Na wskutek epidemii grypy AZS AWF przełożył zaplanowany na 13. kolejkę spotkań mecz z Sudetami Jelenia Góra. Z tego powodu katowiczanie ostatni mecz ligowy rozegrali pod koniec listopada. Dłuższą przerwę w rozgrywkach wykorzystał Mirosław Stawowski, który dla dobra zespołu podał się do dymisji. Obowiązki pierwszego trenera przejął po nim Adam Zając i zyskał kilka dni więcej na spokojne przygotowanie targanej infekcją drużyny. - Chcieliśmy, aby Kazimierz Mikołajec objął zespół, ale ze względu na liczne obowiązki w Polskim Związku Koszykówki w tym momencie nie jest to możliwe. Pan Mikołajec będzie mi jednak pomagał, ale raczej na treningach, raz lub dwa razy w tygodniu. - powiedział Stawowski.

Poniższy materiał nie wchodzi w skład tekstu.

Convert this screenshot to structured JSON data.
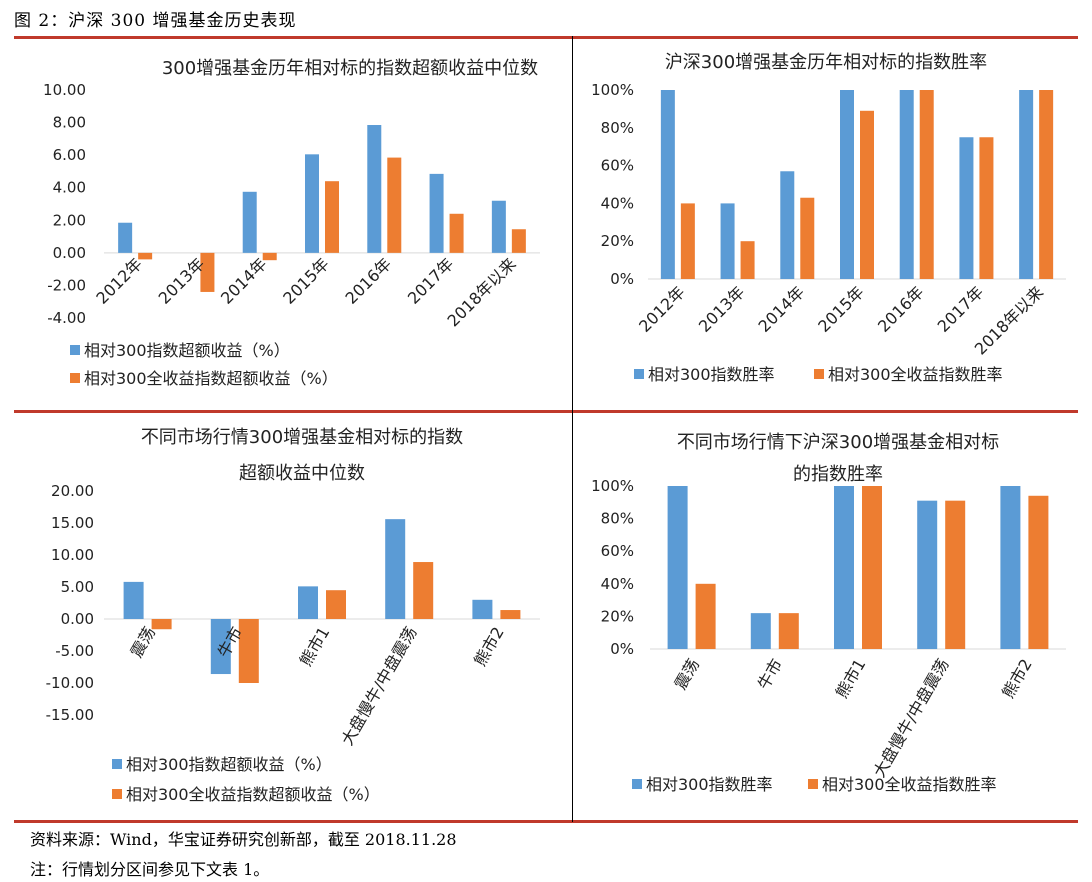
{
  "figure_title": "图 2：沪深 300 增强基金历史表现",
  "source_note": "资料来源：Wind，华宝证券研究创新部，截至 2018.11.28",
  "footnote": "注：行情划分区间参见下文表 1。",
  "colors": {
    "blue": "#5b9bd5",
    "orange": "#ed7d31",
    "rule": "#c0392b"
  },
  "chart_data": [
    {
      "type": "bar",
      "title": "300增强基金历年相对标的指数超额收益中位数",
      "categories": [
        "2012年",
        "2013年",
        "2014年",
        "2015年",
        "2016年",
        "2017年",
        "2018年以来"
      ],
      "series": [
        {
          "name": "相对300指数超额收益（%）",
          "values": [
            1.85,
            0.0,
            3.75,
            6.05,
            7.85,
            4.85,
            3.2
          ]
        },
        {
          "name": "相对300全收益指数超额收益（%）",
          "values": [
            -0.4,
            -2.4,
            -0.45,
            4.4,
            5.85,
            2.4,
            1.45
          ]
        }
      ],
      "ylim": [
        -4,
        10
      ],
      "yticks": [
        "10.00",
        "8.00",
        "6.00",
        "4.00",
        "2.00",
        "0.00",
        "-2.00",
        "-4.00"
      ],
      "legend_position": "bottom-left",
      "grid": false
    },
    {
      "type": "bar",
      "title": "沪深300增强基金历年相对标的指数胜率",
      "categories": [
        "2012年",
        "2013年",
        "2014年",
        "2015年",
        "2016年",
        "2017年",
        "2018年以来"
      ],
      "series": [
        {
          "name": "相对300指数胜率",
          "values": [
            100,
            40,
            57,
            100,
            100,
            75,
            100
          ]
        },
        {
          "name": "相对300全收益指数胜率",
          "values": [
            40,
            20,
            43,
            89,
            100,
            75,
            100
          ]
        }
      ],
      "ylim": [
        0,
        100
      ],
      "yticks": [
        "100%",
        "80%",
        "60%",
        "40%",
        "20%",
        "0%"
      ],
      "legend_position": "bottom",
      "grid": false
    },
    {
      "type": "bar",
      "title": "不同市场行情300增强基金相对标的指数超额收益中位数",
      "title_lines": [
        "不同市场行情300增强基金相对标的指数",
        "超额收益中位数"
      ],
      "categories": [
        "震荡",
        "牛市",
        "熊市1",
        "大盘慢牛/中盘震荡",
        "熊市2"
      ],
      "series": [
        {
          "name": "相对300指数超额收益（%）",
          "values": [
            5.8,
            -8.6,
            5.1,
            15.6,
            3.0
          ]
        },
        {
          "name": "相对300全收益指数超额收益（%）",
          "values": [
            -1.6,
            -10.0,
            4.5,
            8.9,
            1.4
          ]
        }
      ],
      "ylim": [
        -15,
        20
      ],
      "yticks": [
        "20.00",
        "15.00",
        "10.00",
        "5.00",
        "0.00",
        "-5.00",
        "-10.00",
        "-15.00"
      ],
      "legend_position": "bottom-left",
      "grid": false
    },
    {
      "type": "bar",
      "title": "不同市场行情下沪深300增强基金相对标的指数胜率",
      "title_lines": [
        "不同市场行情下沪深300增强基金相对标",
        "的指数胜率"
      ],
      "categories": [
        "震荡",
        "牛市",
        "熊市1",
        "大盘慢牛/中盘震荡",
        "熊市2"
      ],
      "series": [
        {
          "name": "相对300指数胜率",
          "values": [
            100,
            22,
            100,
            91,
            100
          ]
        },
        {
          "name": "相对300全收益指数胜率",
          "values": [
            40,
            22,
            100,
            91,
            94
          ]
        }
      ],
      "ylim": [
        0,
        100
      ],
      "yticks": [
        "100%",
        "80%",
        "60%",
        "40%",
        "20%",
        "0%"
      ],
      "legend_position": "bottom",
      "grid": false
    }
  ]
}
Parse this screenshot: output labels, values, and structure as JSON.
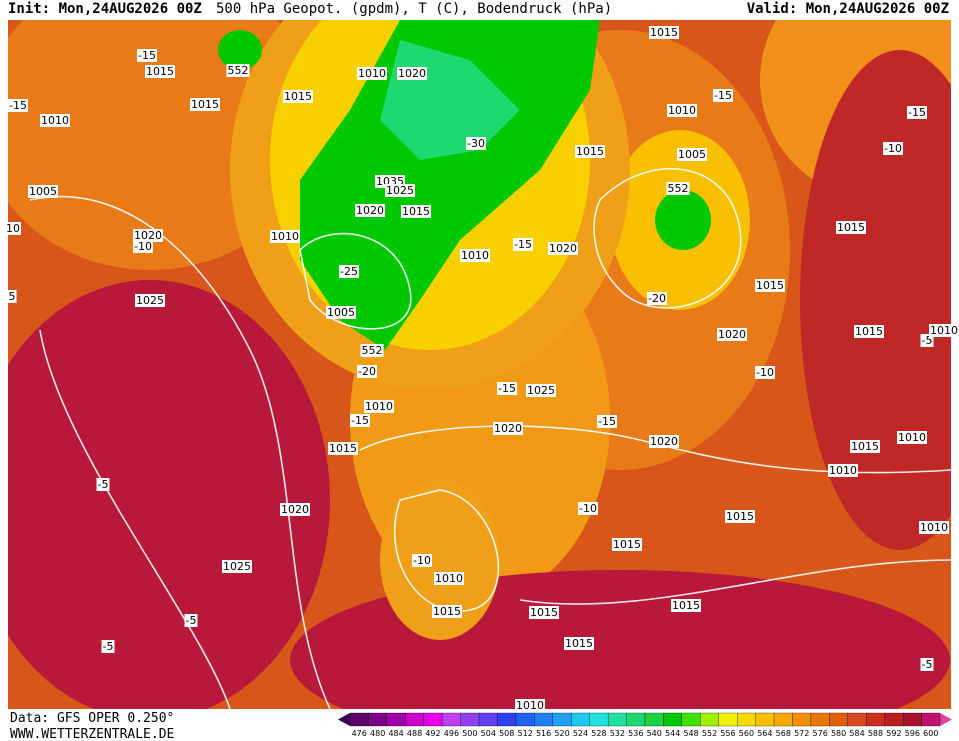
{
  "header": {
    "init": "Init: Mon,24AUG2026 00Z",
    "title": "500 hPa Geopot. (gpdm), T (C), Bodendruck (hPa)",
    "valid": "Valid: Mon,24AUG2026 00Z"
  },
  "footer": {
    "source": "Data: GFS OPER 0.250°",
    "site": "WWW.WETTERZENTRALE.DE"
  },
  "map_labels": [
    "1015",
    "-15",
    "1015",
    "1010",
    "-15",
    "1005",
    "1020",
    "-10",
    "1025",
    "552",
    "1015",
    "1010",
    "1020",
    "-30",
    "1035",
    "1025",
    "1020",
    "1015",
    "1010",
    "-25",
    "1005",
    "552",
    "-20",
    "1010",
    "-15",
    "1015",
    "1010",
    "-15",
    "1020",
    "1015",
    "1010",
    "1005",
    "552",
    "-15",
    "1015",
    "-15",
    "-10",
    "1015",
    "1015",
    "-20",
    "1020",
    "-10",
    "1015",
    "-5",
    "1010",
    "-15",
    "1025",
    "1020",
    "-15",
    "1020",
    "1015",
    "1010",
    "1010",
    "-5",
    "1020",
    "-10",
    "1015",
    "1010",
    "1015",
    "-10",
    "1010",
    "1025",
    "1015",
    "1015",
    "1015",
    "-5",
    "-5",
    "1015",
    "-5",
    "1010",
    "10",
    "5"
  ],
  "colorbar": {
    "values": [
      476,
      480,
      484,
      488,
      492,
      496,
      500,
      504,
      508,
      512,
      516,
      520,
      524,
      528,
      532,
      536,
      540,
      544,
      548,
      552,
      556,
      560,
      564,
      568,
      572,
      576,
      580,
      584,
      588,
      592,
      596,
      600
    ],
    "colors": [
      "#5a0066",
      "#7a0088",
      "#a000a8",
      "#c800c8",
      "#e600e6",
      "#c040f0",
      "#9040f0",
      "#6040f0",
      "#3040f0",
      "#2060f0",
      "#2080f0",
      "#20a0f0",
      "#20c8f0",
      "#20e0e0",
      "#20e0a0",
      "#20d870",
      "#20d040",
      "#00c800",
      "#40e000",
      "#a0f000",
      "#f0f000",
      "#f8d800",
      "#f8c000",
      "#f8a800",
      "#f09000",
      "#e87800",
      "#e06010",
      "#d84820",
      "#c83020",
      "#b82020",
      "#a81030",
      "#c01070"
    ]
  }
}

Od samego początku zawody nie układały się po myśli gospodarzy. Pierwsze punkty w spotkaniu zdobyli zawodnicy Znicza Basket, a w kolejnych minutach uzyskali kilku punktową przewagę. Głównym atutem przyjezdnych była szybka gra w ataku oraz twarda obrona w polu trzech sekund. W całej pierwszej połowie liderzy AZS AWF Katowice Mariusz Piotrkowski i Tomasz Milewski nie zdołali rzucić żadnego punktu. Pierwszemu ta sztuka nie udała się przez całe zawody. - Takie było nasze założenie przed meczem. W pierwszej połowie perfekcyjnie udało nam się zatrzymać dwóch podkoszowych graczy rywali, a moim wysocy zawodnicy w stu procentach wykonali powierzone im zadanie - przyznał trener pruszkowian Roman Skrzecz.
Koszykarze Znicza Basket mieli jednak sporo problemów z dynamicznym 18-letnim Mateuszem Dziembą, który wspólnie z Tomaszem Koczwarą długo nie pozwolił rywalom odskoczyć na więcej jak dziesięć punktów. - Mateusz rozwija się z tygodnia na tydzień. Ma też ogromny atut. Pomimo młodego wieku nie boi się grać, czego nie mogę powiedzieć o niektórych dużo bardziej doświadczonych zawodnikach. Ten chłopak ma papiery na granie. Nie może jednak zapomnieć o ciężkiej pracy. - chwalił swojego podopiecznego Stawowski.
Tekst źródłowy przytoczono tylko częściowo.